Dass viele Stürmer diesen intensiven Stil ablehnen, geht oft mit der Begründung einher, wonach ihnen in weiterer Folge die Kraft und Konzentration im Torabschluss fehlt. Allerdings: Ralf Rangnick ist kein Bittsteller und wird seine Stürmer nicht erst überreden. Und wenn doch, hätte er Argumente. Etwa, dass man öfter zum Abschluss kommt, wenn die Bälle nahe des gegnerischen Tores erobert werden und man sich auch längere Wege zurück in die eigene Hälfte erspart. Also lieber öfter kurz sprinten, als zurück zu traben und dann wieder einen weiteren Weg zum gegnerischen Tor zu haben.
Keine Ausreden
Auch dass sie es nicht könnten, wird bei Rangnick nicht als Ausrede durchgehen. Die Arbeit der Stürmer in der ersten Pressinglinie ist keine Raketenwissenschaft. Es geht vorrangig darum, mittels Anlaufen das Aufbauspiel des Gegners auf eine Spielfeldseite zu lenken, dort dann den Raum zu verdichten und den Ball zu gewinnen. Marko Arnautovic kann das. Noch ein Indiz gefällig? „Wenn Arnautovic nicht am Platz war, hat sich der Pressingwert von Bologna in dieser Saison von 10,6 auf 11,7 verschlechtert“, hat Marilena Plank von den Datenanalyse-Profis von Strykerlabs aus Graz eigens für den KURIER errechnet.

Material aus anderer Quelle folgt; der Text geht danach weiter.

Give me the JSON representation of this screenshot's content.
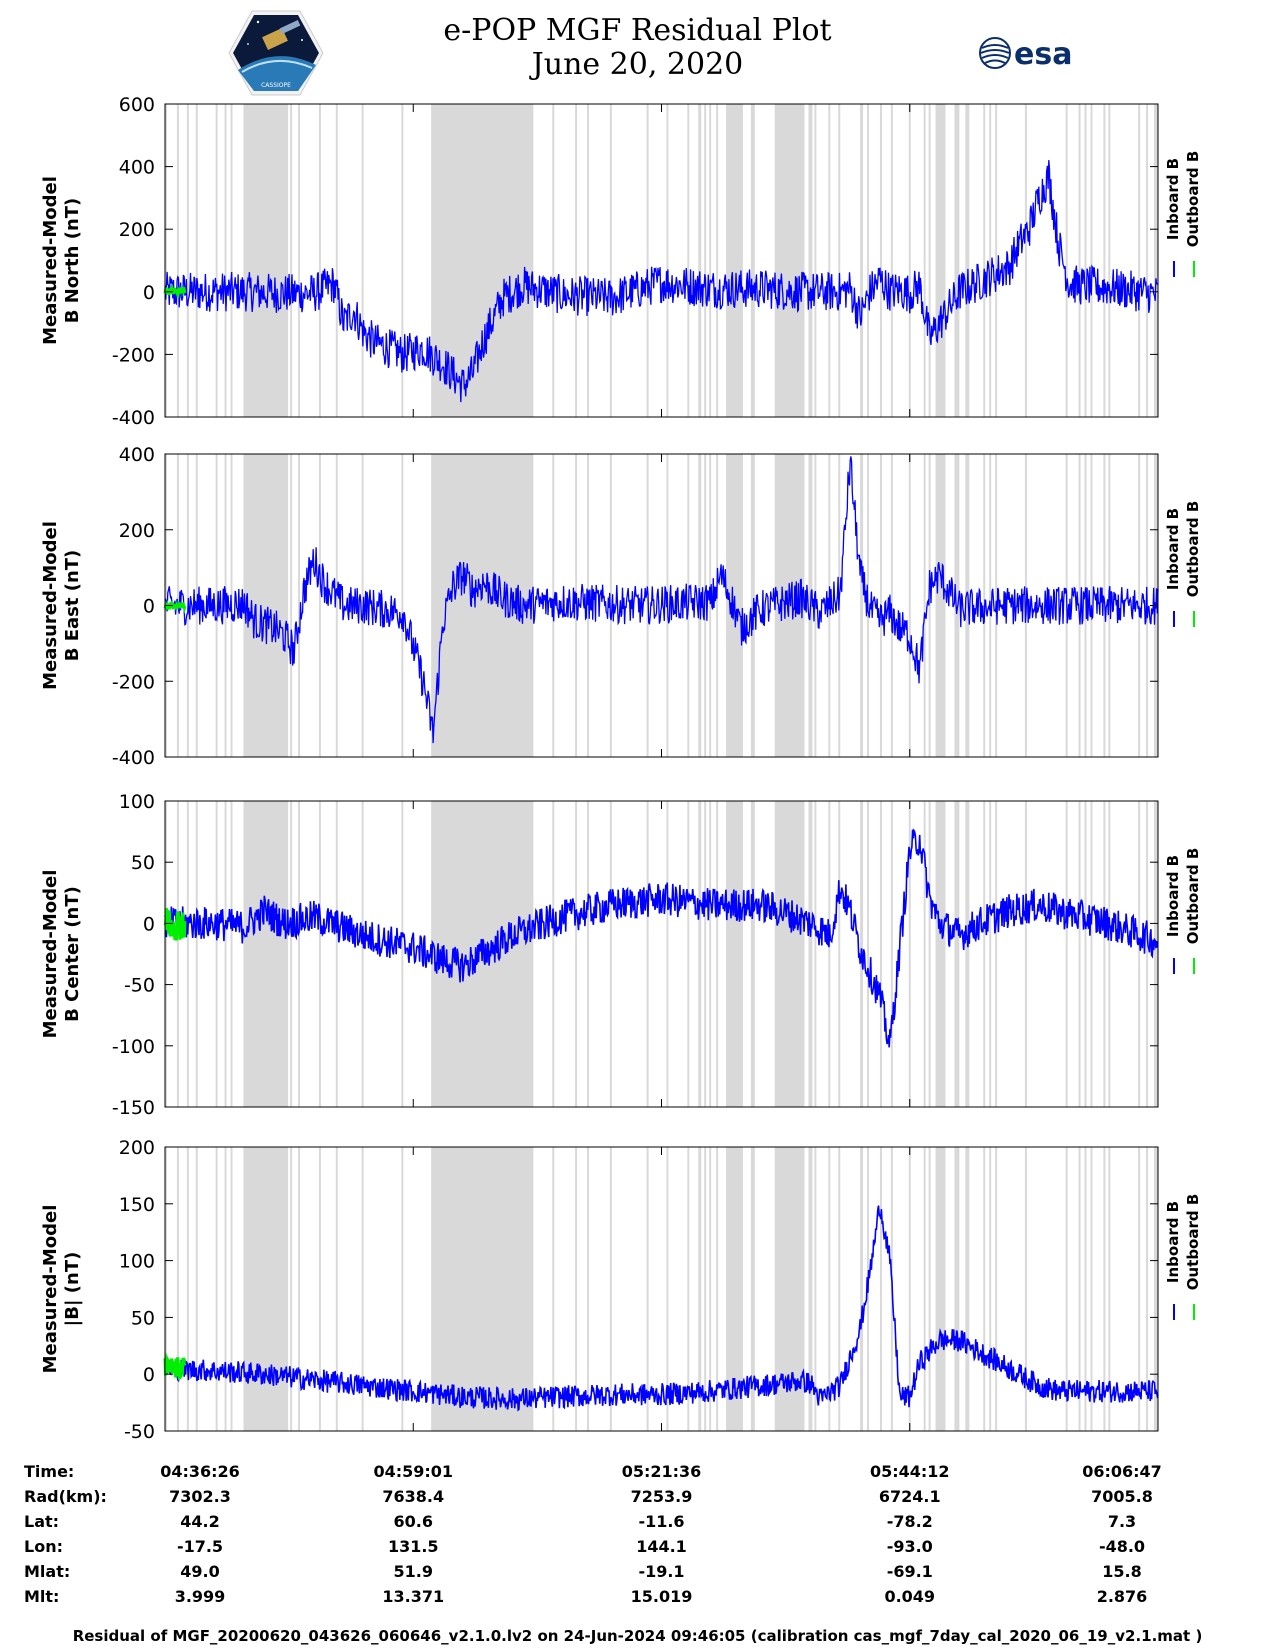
{
  "title": {
    "line1": "e-POP MGF Residual Plot",
    "line2": "June 20, 2020"
  },
  "logos": {
    "left": "cassiope-mission-logo",
    "right_text": "esa"
  },
  "chart_data": [
    {
      "type": "line",
      "panel": "north",
      "ylabel_line1": "Measured-Model",
      "ylabel_line2": "B North (nT)",
      "ylim": [
        -400,
        600
      ],
      "yticks": [
        -400,
        -200,
        0,
        200,
        400,
        600
      ],
      "legend": [
        "Inboard B",
        "Outboard B"
      ],
      "series": [
        {
          "name": "Inboard B",
          "color": "#0000ff",
          "x": [
            0,
            4,
            8,
            12,
            15,
            17,
            18,
            19,
            20,
            21,
            24,
            26,
            28,
            30,
            31,
            32,
            33,
            34,
            36,
            40,
            45,
            50,
            55,
            60,
            64,
            68,
            69,
            70,
            71,
            72,
            73,
            74,
            75,
            76,
            77,
            80,
            85,
            86,
            87,
            88,
            89,
            90,
            91,
            92,
            95,
            100
          ],
          "y": [
            0,
            0,
            0,
            -5,
            -5,
            25,
            -100,
            -60,
            -130,
            -160,
            -200,
            -180,
            -230,
            -300,
            -260,
            -160,
            -90,
            -20,
            20,
            -10,
            -20,
            30,
            10,
            10,
            0,
            0,
            10,
            -80,
            0,
            40,
            0,
            5,
            -5,
            20,
            -150,
            0,
            80,
            150,
            200,
            300,
            370,
            150,
            30,
            20,
            15,
            -10
          ]
        }
      ],
      "outboard": {
        "name": "Outboard B",
        "color": "#00ee00",
        "x": [
          0,
          2
        ],
        "y": [
          0,
          5
        ]
      }
    },
    {
      "type": "line",
      "panel": "east",
      "ylabel_line1": "Measured-Model",
      "ylabel_line2": "B East (nT)",
      "ylim": [
        -400,
        400
      ],
      "yticks": [
        -400,
        -200,
        0,
        200,
        400
      ],
      "legend": [
        "Inboard B",
        "Outboard B"
      ],
      "series": [
        {
          "name": "Inboard B",
          "color": "#0000ff",
          "x": [
            0,
            5,
            8,
            9,
            10,
            11,
            12,
            13,
            14,
            15,
            16,
            17,
            18,
            19,
            20,
            24,
            26,
            27,
            28,
            29,
            30,
            31,
            32,
            34,
            36,
            40,
            48,
            55,
            56,
            57,
            58,
            60,
            64,
            66,
            68,
            69,
            70,
            71,
            72,
            73,
            74,
            75,
            76,
            77,
            78,
            80,
            82,
            83,
            84,
            85,
            86,
            87,
            88,
            90,
            95,
            100
          ],
          "y": [
            0,
            0,
            5,
            -40,
            -50,
            -60,
            -80,
            -120,
            40,
            120,
            60,
            30,
            0,
            0,
            0,
            -20,
            -200,
            -340,
            -40,
            50,
            80,
            40,
            60,
            20,
            0,
            10,
            0,
            10,
            80,
            20,
            -60,
            -10,
            20,
            -20,
            30,
            380,
            80,
            -10,
            -40,
            -20,
            -60,
            -80,
            -170,
            50,
            80,
            -10,
            -5,
            -5,
            0,
            0,
            0,
            0,
            0,
            0,
            0,
            0
          ]
        }
      ],
      "outboard": {
        "name": "Outboard B",
        "color": "#00ee00",
        "x": [
          0,
          2
        ],
        "y": [
          0,
          0
        ]
      }
    },
    {
      "type": "line",
      "panel": "center",
      "ylabel_line1": "Measured-Model",
      "ylabel_line2": "B Center (nT)",
      "ylim": [
        -150,
        100
      ],
      "yticks": [
        -150,
        -100,
        -50,
        0,
        50,
        100
      ],
      "legend": [
        "Inboard B",
        "Outboard B"
      ],
      "series": [
        {
          "name": "Inboard B",
          "color": "#0000ff",
          "x": [
            0,
            5,
            8,
            10,
            12,
            15,
            20,
            25,
            28,
            30,
            32,
            35,
            40,
            45,
            50,
            55,
            58,
            60,
            62,
            65,
            67,
            68,
            69,
            70,
            72,
            73,
            74,
            75,
            76,
            77,
            78,
            80,
            82,
            85,
            88,
            90,
            95,
            100
          ],
          "y": [
            0,
            0,
            -3,
            10,
            0,
            5,
            -10,
            -20,
            -30,
            -35,
            -25,
            -10,
            5,
            15,
            20,
            15,
            15,
            15,
            10,
            0,
            -10,
            30,
            10,
            -20,
            -60,
            -100,
            -20,
            60,
            70,
            20,
            0,
            -10,
            0,
            10,
            15,
            10,
            0,
            -15
          ]
        }
      ],
      "noise_band": 14,
      "outboard": {
        "name": "Outboard B",
        "color": "#00ee00",
        "x": [
          0,
          2
        ],
        "y": [
          0,
          0
        ]
      }
    },
    {
      "type": "line",
      "panel": "magnitude",
      "ylabel_line1": "Measured-Model",
      "ylabel_line2": "|B| (nT)",
      "ylim": [
        -50,
        200
      ],
      "yticks": [
        -50,
        0,
        50,
        100,
        150,
        200
      ],
      "legend": [
        "Inboard B",
        "Outboard B"
      ],
      "series": [
        {
          "name": "Inboard B",
          "color": "#0000ff",
          "x": [
            0,
            5,
            10,
            15,
            20,
            25,
            30,
            35,
            40,
            45,
            50,
            55,
            60,
            62,
            64,
            65,
            66,
            68,
            70,
            71,
            72,
            73,
            74,
            75,
            76,
            78,
            80,
            82,
            85,
            88,
            90,
            95,
            100
          ],
          "y": [
            5,
            3,
            0,
            -5,
            -10,
            -15,
            -20,
            -22,
            -20,
            -18,
            -18,
            -15,
            -10,
            -8,
            -6,
            -8,
            -22,
            -10,
            40,
            90,
            150,
            100,
            -20,
            -20,
            10,
            30,
            30,
            20,
            5,
            -10,
            -15,
            -15,
            -15
          ]
        }
      ],
      "noise_band": 10,
      "outboard": {
        "name": "Outboard B",
        "color": "#00ee00",
        "x": [
          0,
          2
        ],
        "y": [
          5,
          5
        ]
      }
    }
  ],
  "shading_intervals": [
    [
      -0.1,
      0.2
    ],
    [
      1.2,
      1.4
    ],
    [
      2.2,
      2.4
    ],
    [
      3.1,
      3.3
    ],
    [
      5.1,
      5.3
    ],
    [
      6.0,
      6.2
    ],
    [
      6.6,
      6.8
    ],
    [
      7.9,
      12.4
    ],
    [
      12.6,
      12.8
    ],
    [
      13.4,
      13.6
    ],
    [
      15.5,
      15.7
    ],
    [
      17.2,
      17.4
    ],
    [
      19.8,
      20.0
    ],
    [
      23.8,
      24.0
    ],
    [
      26.8,
      37.1
    ],
    [
      39.0,
      39.2
    ],
    [
      41.3,
      41.5
    ],
    [
      42.5,
      42.7
    ],
    [
      44.8,
      45.0
    ],
    [
      48.5,
      48.7
    ],
    [
      50.5,
      50.7
    ],
    [
      52.6,
      52.8
    ],
    [
      53.7,
      54.0
    ],
    [
      54.3,
      54.5
    ],
    [
      54.8,
      55.0
    ],
    [
      55.5,
      55.7
    ],
    [
      56.5,
      58.2
    ],
    [
      59.0,
      59.4
    ],
    [
      61.4,
      64.4
    ],
    [
      64.8,
      65.2
    ],
    [
      65.4,
      65.6
    ],
    [
      66.8,
      67.0
    ],
    [
      67.8,
      68.0
    ],
    [
      70.0,
      70.3
    ],
    [
      70.7,
      70.9
    ],
    [
      72.0,
      72.2
    ],
    [
      73.1,
      73.3
    ],
    [
      74.9,
      75.1
    ],
    [
      76.4,
      76.6
    ],
    [
      76.9,
      77.1
    ],
    [
      77.6,
      78.6
    ],
    [
      79.5,
      80.0
    ],
    [
      80.6,
      81.0
    ],
    [
      82.4,
      82.6
    ],
    [
      83.0,
      83.2
    ],
    [
      83.6,
      83.8
    ],
    [
      86.6,
      86.8
    ],
    [
      90.7,
      90.9
    ],
    [
      92.0,
      92.2
    ],
    [
      92.6,
      92.8
    ],
    [
      93.2,
      93.4
    ],
    [
      94.5,
      94.7
    ],
    [
      95.0,
      95.2
    ],
    [
      98.0,
      98.2
    ],
    [
      98.8,
      99.0
    ],
    [
      99.6,
      99.8
    ],
    [
      99.8,
      100.1
    ]
  ],
  "ephemeris": {
    "labels": [
      "Time:",
      "Rad(km):",
      "Lat:",
      "Lon:",
      "Mlat:",
      "Mlt:"
    ],
    "columns": [
      {
        "pos": 0,
        "values": [
          "04:36:26",
          "7302.3",
          "44.2",
          "-17.5",
          "49.0",
          "3.999"
        ]
      },
      {
        "pos": 25,
        "values": [
          "04:59:01",
          "7638.4",
          "60.6",
          "131.5",
          "51.9",
          "13.371"
        ]
      },
      {
        "pos": 50,
        "values": [
          "05:21:36",
          "7253.9",
          "-11.6",
          "144.1",
          "-19.1",
          "15.019"
        ]
      },
      {
        "pos": 75,
        "values": [
          "05:44:12",
          "6724.1",
          "-78.2",
          "-93.0",
          "-69.1",
          "0.049"
        ]
      },
      {
        "pos": 100,
        "values": [
          "06:06:47",
          "7005.8",
          "7.3",
          "-48.0",
          "15.8",
          "2.876"
        ]
      }
    ]
  },
  "footer": "Residual of MGF_20200620_043626_060646_v2.1.0.lv2 on 24-Jun-2024 09:46:05 (calibration cas_mgf_7day_cal_2020_06_19_v2.1.mat )"
}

Und wie Arnautovic kann es auch Sasa Kalajdzic. „Ich bin auch in Stuttgart der erste Defensivspieler und muss die gegnerischen Verteidiger anlaufen“, macht der 24-Jährige gar Eigenwerbung für einen Einsatz am Freitag. Wenngleich auch er es vermutlich noch nicht in der von Rangnick geforderten Intensität gewohnt ist. Der Pressingwert des VfB Stuttgart in der deutschen Bundesliga liegt bei 11,2 Pässen.
Um auf die Torjägerqualitäten beider Mittelstürmer nicht verzichten zu müssen, ist es naheliegend, dass sie sich ihre Spielzeit zunächst einmal teilen. Der Konkurrenzkampf ist eröffnet.